Le lundi 6 mars 2017, les Palestiniens s’éveillèrent avec l’information. À l’aube de ce jour, une unité tactique spécialisée de la Police israélienne des frontières avait tenté de pénétrer de force dans la maison d’al-Bireh où Basel se cachait. Après deux heures d’échanges de coups de feu, l’unité avait tireé deux roquettes dans l’appartement, tuant ainsi Basel al-Araj.

 

Une histoire du colonialisme, une histoire de la résistance

Les Israéliens retinrent le corps de Basel pendant onze jours avant de la restituer à sa famille pour qu’elle l’enterre à al-Walajah. Les personnes qui se rendirent dans sa cachette après le combat découvrirent une pile de ses écrits encore inédits. Un an après son martyre, la librairie Bissan (bien connue des bibliophiles qui se rendent dans le quartier de Hamra à Beyrouth) publiait un recueil de ces textes, en même temps qu’une partie de son œuvre précédemment publiée, de même que plus d’une centaine de pages de messages publiés sur les médias sociaux, et douze rubriques nécrologiques et autres textes écrits en souvenir de lui, le tout sous le titre I Have Found My Answers: Thus Spoke Basel Al-Araj (J’ai trouvé mes réponses : Ainsi parlait Basel Al-Araj).

L’essai qui ouvre le livre, intitulé « La mémoire blessée de la Nakba » commence par une discussion abstraite sur le souvenir mais se mue rapidement en une récapitulation de la Nakba. Il n’ajoute pas grand-chose aux récits qui existent empiriquement sur la Nakba, mais aborde le sujet en insistant sur l’ampleur du traumatisme collectif, le recours aux massacres et aux viols, la guerre des germes, les marches de la mort et les attaques contre des communautés désarmées ; l’alignement de villageois contre des murs avant de les abattre et d’obliger leurs proches à creuser des fosses communes sans la moindre indication des personnes qui y reposent aujourd’hui encore – le tout en tant que moyens de terroriser les Palestiniens. Comme c’est le cas avec la plupart de ses autres articles, Basel n’est pas l’homme des conclusions. Chaque article laisse le lecteur se relier à la discussion d’introduction avec les divers rouages de l’article. Dans le cas de son histoire de la Nakba, mais contrairement aux autres articles, l’insistance de Basel ne porte pas sur l’héroïsme palestinien ni sur la culture de la résistance. C’est une histoire de la douleur et de la monstruosité des crimes qu’ont entraînés les expulsions forcées de 1947-1949. En lisant cela, et malgré les nombreuses accompagnant ce travail historique d’une grande érudition, je ne puis m’empêcher de penser à Basel qui entendait les récits des anciens de son village, au sentiment résultant de la vision des silhouettes de leurs anciennes maisons se détachant sur chaque coucher de soleil. Cela nous rappelle que la Nakba fut une horreur vécue en temps réel par nos anciens encore vivants et décédés, et pas simplement un crime juridique ou un événement politique pour lequel nous cherchons réparation. C’est une exhortation à ressentir, allant bien au-delà et au-dessus toute invitation à la réflexion.
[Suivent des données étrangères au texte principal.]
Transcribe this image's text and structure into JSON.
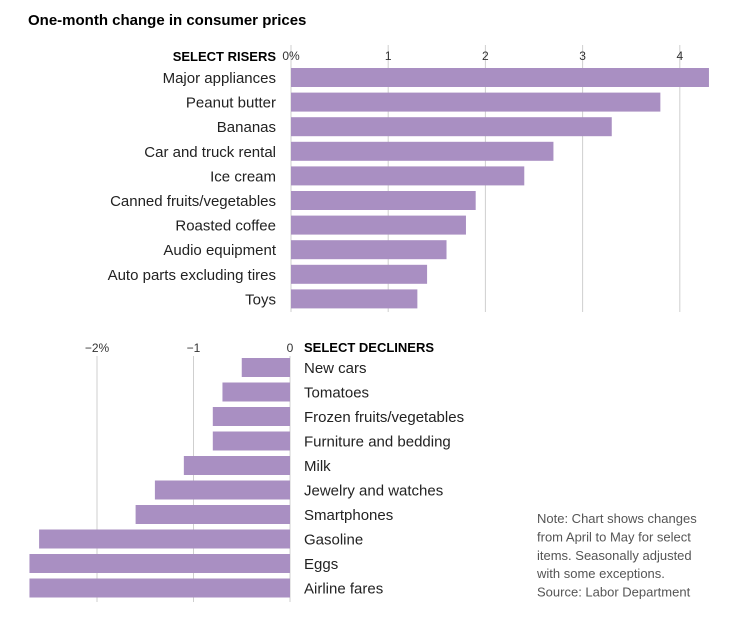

Parmi les quelques autres pièces sur la Nakba figure également la seule dont al-Walajah occupe le centre. Mais ce qui fait de « Gharba : Là où je suis né et où je ne mourrai pas » un texte à part, c’est que c’est la seule pièce de fiction historique dans cette collection d’essais et d’articles. Ici, Basel écrit depuis la perspective de quelqu’un qui est né dans la famille al-Araj en 1937. Fruit de ses nombreuses conversations avec sa famille et avec ses aînés, cette pièce constitue l’histoire de l’occupation, de la dépopulation et de la destruction d’al-Walajah lors de la Nakba. Chaque paragraphe ou presque contient une profonde analyse des disparités de classe, de clan et de genre et de la façon dont elles ont formé une toile de fond dans l’éloignement forcé des Palestiniens de la Palestine. C’est une pièce d’un grand art, mélangeant une prose arabe classique très maîtrisée et la langue vernaculaire du village et même des mots anglais modifiés qui sont entrés dans le lexique.

Un exemple mémorable de la subtilité descriptive de Basel, par exemple, est sa description de l’incapacité des pays arabes voisins à fournir un moyen de protection aux Palestiniens confrontés aux assauts militaires sionistes :

« Deux semaines plus tard, des forces égyptiennes sont entrées dans le village afin de contribuer à sa défense. La plupart étaient des réguliers, certains étaient des volontaires. Les volontaires combattirent avec férocité, les réguliers mangèrent tous les poulets du village. »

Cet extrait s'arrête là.